Artifice

20071224-1937 copyA long time ago in a land far, far away – long before Prince Charming entered the story – I used to sing for my supper. Literally. I taught at a private music school during the day and gigged at night, and some evenings my teaching schedule crept dangerously close to the pit orchestra’s downbeat.

On one such evening, I remember having only a meager thirty-five minutes in between my final piano class of the day and curtain call at the theater to turn my loafer-ed, spectacled, teacher-self into a seventeenth-century princess with full corset and wig – all without the help of a fairy godmother, I might add – and every one of those thirty-five minutes needed devoting to transportation. The theater sat a good forty-five minutes across town.  

I did what any reasonable adult would do. I applied my stage make-up before my final piano class and strategically set my bag by the door so I could bolt to my pumpkin-carriage the second my students finished playing their major triads.

Only, there was a small glitch in my plan. One of my voice students lingered too long after her lesson, and I only had time to apply make-up to one eye before the piano class started.

I felt like a freak show as I walked into that classroom, my right eye a circus act of blues and pinks and curling lashes while my left eye remained a plain, unadorned stagehand. I remember little, blonde Alexa looking at me with wide eyes, and I braced myself for the unfiltered truth which would inevitably pour from her six-year-old mouth.

“Oh, Mith Katie,” Alexa lisped. “You are thoooo beautiful.”

Huh. She didn’t seem to mind that only half of my face was a rainbow. Apparently, even a little bit of make-up was an improvement in Alexa’s eyes.

“Thank you, Alexa.”

I won’t bother you with the details of how I actually broke the law managed to get to the theater on time that night, nor will I spend time psychoanalyzing the concept of beauty as understood by a young, female child. I will simply tell you how this experience set me up to cope with something that occurred fourteen years later. 

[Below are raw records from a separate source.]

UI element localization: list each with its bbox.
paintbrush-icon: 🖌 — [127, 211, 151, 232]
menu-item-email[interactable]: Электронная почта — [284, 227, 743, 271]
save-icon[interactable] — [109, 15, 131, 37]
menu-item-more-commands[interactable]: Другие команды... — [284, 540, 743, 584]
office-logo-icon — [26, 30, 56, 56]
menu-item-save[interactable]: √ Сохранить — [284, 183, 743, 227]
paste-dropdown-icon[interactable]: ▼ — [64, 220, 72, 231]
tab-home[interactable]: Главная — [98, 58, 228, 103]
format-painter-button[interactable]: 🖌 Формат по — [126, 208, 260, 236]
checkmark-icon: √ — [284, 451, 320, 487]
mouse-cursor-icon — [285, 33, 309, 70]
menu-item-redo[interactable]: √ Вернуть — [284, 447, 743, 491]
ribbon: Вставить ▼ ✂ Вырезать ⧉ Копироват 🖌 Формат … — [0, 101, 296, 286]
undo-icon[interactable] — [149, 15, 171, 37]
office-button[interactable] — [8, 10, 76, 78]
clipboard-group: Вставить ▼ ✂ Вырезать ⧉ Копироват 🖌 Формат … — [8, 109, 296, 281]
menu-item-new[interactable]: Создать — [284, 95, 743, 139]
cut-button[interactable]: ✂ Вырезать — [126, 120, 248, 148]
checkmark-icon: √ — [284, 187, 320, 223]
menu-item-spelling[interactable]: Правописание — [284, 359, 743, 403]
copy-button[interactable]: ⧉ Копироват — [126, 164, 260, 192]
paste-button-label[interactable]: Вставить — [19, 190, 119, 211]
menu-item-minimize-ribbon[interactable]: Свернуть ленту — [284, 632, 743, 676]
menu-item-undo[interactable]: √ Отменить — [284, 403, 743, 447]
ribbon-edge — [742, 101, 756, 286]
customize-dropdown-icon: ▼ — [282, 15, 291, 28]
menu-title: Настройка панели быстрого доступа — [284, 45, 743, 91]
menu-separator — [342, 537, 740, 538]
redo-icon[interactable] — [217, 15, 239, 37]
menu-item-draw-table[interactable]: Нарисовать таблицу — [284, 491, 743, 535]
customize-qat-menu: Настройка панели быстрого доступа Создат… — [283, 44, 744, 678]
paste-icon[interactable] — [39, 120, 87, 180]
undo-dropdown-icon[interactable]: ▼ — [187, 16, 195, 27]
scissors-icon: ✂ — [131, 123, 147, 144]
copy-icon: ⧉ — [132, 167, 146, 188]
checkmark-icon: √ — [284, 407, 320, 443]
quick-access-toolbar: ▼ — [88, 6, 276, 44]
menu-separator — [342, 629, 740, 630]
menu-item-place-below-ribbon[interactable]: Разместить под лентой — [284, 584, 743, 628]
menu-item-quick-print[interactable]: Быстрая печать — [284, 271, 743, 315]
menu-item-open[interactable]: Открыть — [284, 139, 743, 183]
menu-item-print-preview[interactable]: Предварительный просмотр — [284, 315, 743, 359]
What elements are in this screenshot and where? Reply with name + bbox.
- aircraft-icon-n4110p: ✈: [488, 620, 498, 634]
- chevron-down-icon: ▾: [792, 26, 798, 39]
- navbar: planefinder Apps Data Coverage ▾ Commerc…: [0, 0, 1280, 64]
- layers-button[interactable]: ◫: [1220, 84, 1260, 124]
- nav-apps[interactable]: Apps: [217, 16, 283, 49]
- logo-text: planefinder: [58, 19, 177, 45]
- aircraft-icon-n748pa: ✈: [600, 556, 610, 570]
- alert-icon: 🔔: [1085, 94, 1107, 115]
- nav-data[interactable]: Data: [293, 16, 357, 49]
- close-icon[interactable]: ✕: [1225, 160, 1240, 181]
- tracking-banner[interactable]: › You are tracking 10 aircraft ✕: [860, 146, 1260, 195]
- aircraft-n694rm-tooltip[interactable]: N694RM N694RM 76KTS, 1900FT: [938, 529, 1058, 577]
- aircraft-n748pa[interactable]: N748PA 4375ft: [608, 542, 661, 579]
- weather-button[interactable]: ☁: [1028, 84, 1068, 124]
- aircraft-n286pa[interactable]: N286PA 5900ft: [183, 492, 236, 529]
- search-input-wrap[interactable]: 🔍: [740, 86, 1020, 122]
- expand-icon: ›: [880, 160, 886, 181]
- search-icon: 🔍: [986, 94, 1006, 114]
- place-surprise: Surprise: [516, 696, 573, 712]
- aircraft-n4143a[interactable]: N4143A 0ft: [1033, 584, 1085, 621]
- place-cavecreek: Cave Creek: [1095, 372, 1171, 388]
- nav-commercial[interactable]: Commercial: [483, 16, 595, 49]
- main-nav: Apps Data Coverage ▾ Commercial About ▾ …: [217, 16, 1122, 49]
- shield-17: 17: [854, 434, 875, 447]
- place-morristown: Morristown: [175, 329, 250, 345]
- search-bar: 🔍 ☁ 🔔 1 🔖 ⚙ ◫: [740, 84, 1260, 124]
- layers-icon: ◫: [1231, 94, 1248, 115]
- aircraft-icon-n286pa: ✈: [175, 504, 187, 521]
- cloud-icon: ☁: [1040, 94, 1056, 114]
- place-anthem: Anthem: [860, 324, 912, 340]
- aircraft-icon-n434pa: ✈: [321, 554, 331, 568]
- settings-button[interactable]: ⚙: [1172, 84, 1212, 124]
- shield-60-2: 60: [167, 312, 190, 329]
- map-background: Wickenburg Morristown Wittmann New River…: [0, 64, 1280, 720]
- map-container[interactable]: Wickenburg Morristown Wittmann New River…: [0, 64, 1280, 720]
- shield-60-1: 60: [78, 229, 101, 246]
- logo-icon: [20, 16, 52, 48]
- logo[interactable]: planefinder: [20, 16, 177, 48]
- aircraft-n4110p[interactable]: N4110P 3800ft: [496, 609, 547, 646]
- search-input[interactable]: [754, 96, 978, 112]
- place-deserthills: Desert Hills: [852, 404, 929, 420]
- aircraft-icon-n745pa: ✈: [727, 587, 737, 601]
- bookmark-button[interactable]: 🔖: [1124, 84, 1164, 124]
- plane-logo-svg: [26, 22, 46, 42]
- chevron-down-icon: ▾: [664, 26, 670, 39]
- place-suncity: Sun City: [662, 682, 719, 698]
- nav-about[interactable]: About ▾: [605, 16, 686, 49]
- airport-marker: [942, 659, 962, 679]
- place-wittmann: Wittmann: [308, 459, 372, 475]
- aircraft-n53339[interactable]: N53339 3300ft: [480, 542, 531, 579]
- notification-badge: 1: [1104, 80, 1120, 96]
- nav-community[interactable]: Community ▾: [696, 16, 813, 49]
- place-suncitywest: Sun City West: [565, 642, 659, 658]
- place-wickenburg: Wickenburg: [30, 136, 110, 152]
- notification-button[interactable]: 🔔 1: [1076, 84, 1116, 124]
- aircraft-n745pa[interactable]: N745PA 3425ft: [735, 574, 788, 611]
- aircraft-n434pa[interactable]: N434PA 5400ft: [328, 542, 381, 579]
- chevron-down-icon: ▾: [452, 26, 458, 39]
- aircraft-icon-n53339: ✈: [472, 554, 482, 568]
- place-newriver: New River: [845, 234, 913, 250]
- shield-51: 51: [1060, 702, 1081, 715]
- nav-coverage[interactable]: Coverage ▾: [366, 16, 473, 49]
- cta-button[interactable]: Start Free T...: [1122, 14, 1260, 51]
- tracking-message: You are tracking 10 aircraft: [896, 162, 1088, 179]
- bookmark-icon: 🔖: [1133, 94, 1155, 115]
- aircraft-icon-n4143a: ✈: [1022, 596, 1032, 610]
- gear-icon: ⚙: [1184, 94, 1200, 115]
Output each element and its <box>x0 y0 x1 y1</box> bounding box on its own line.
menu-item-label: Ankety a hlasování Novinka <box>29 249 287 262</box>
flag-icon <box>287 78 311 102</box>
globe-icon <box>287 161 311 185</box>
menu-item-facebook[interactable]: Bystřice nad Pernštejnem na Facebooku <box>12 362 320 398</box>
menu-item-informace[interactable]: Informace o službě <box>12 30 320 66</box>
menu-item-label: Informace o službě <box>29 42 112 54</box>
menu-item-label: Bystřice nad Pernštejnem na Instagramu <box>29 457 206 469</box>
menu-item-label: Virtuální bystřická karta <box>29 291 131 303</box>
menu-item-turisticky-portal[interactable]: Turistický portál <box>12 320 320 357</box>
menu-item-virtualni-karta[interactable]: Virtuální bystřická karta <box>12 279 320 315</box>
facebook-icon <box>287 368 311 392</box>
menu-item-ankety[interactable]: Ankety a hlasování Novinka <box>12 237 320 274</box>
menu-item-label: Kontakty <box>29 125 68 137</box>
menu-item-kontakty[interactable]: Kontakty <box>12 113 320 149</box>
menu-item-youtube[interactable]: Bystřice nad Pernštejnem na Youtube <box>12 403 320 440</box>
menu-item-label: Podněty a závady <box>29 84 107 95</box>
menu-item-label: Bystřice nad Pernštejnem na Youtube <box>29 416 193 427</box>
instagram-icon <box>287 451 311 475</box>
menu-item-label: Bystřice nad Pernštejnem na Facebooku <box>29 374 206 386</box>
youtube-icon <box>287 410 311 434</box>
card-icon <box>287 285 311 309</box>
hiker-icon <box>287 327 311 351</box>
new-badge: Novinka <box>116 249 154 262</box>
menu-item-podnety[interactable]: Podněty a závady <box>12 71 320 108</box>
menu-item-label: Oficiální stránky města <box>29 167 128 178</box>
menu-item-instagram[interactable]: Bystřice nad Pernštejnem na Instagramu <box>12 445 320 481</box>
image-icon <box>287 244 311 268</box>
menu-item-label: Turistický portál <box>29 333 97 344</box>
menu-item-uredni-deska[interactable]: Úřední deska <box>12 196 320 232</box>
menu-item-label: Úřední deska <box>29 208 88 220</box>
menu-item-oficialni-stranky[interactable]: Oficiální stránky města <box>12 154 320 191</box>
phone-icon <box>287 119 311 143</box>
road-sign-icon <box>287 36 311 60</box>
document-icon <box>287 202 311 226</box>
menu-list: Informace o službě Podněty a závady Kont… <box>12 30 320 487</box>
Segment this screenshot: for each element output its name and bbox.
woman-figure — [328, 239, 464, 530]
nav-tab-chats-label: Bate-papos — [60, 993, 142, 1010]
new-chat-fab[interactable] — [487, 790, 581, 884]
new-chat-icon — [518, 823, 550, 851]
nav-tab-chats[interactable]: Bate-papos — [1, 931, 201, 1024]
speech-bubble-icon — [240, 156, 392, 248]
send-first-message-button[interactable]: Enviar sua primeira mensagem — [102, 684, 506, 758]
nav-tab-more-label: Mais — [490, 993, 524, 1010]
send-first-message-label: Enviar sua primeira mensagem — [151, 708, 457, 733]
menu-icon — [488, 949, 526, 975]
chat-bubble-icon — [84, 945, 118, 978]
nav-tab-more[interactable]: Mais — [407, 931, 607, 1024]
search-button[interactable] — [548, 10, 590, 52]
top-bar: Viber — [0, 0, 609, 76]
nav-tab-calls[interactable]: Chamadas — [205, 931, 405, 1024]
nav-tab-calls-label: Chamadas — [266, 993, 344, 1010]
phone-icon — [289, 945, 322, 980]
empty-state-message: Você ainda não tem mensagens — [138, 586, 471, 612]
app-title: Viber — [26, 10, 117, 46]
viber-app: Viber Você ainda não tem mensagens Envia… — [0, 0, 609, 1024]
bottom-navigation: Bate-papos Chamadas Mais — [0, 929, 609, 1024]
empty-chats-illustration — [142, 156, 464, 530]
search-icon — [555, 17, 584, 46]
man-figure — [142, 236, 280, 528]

“Aunt Katie,” my niece said a few months ago, sitting on my lap and eyeing my face with a good measure of fear and disapproval, “you don’t have any eyebrows.”

“I know.”

“Why?”

“Some medicine made them go away, and they never came back.”

My niece reprimanded that which was missing with a sharp wiggle of that which she had in abundance before settling back in my lap to resume the story we had been reading.

Thankfully, Alexa had taught me the magic spell make-up casts over young girls, so I didn’t panic. I simply purchased an eyebrow pencil and cut some well-placed bangs across my forehead. Now, my niece doesn’t even notice what’s missing. I’d still rather not have to walk through the Midway that is the make-up aisle in department stores, but I suppose I’ve hit that age when indulging in a little artifice is a service I can offer to my littlest neighbors.

So, bring on the Rimmel 001, ladies. Feather those bangs. Endometriosis may try to be an evil stepmother in our lives, but she need not keep our princesses from going to the ball.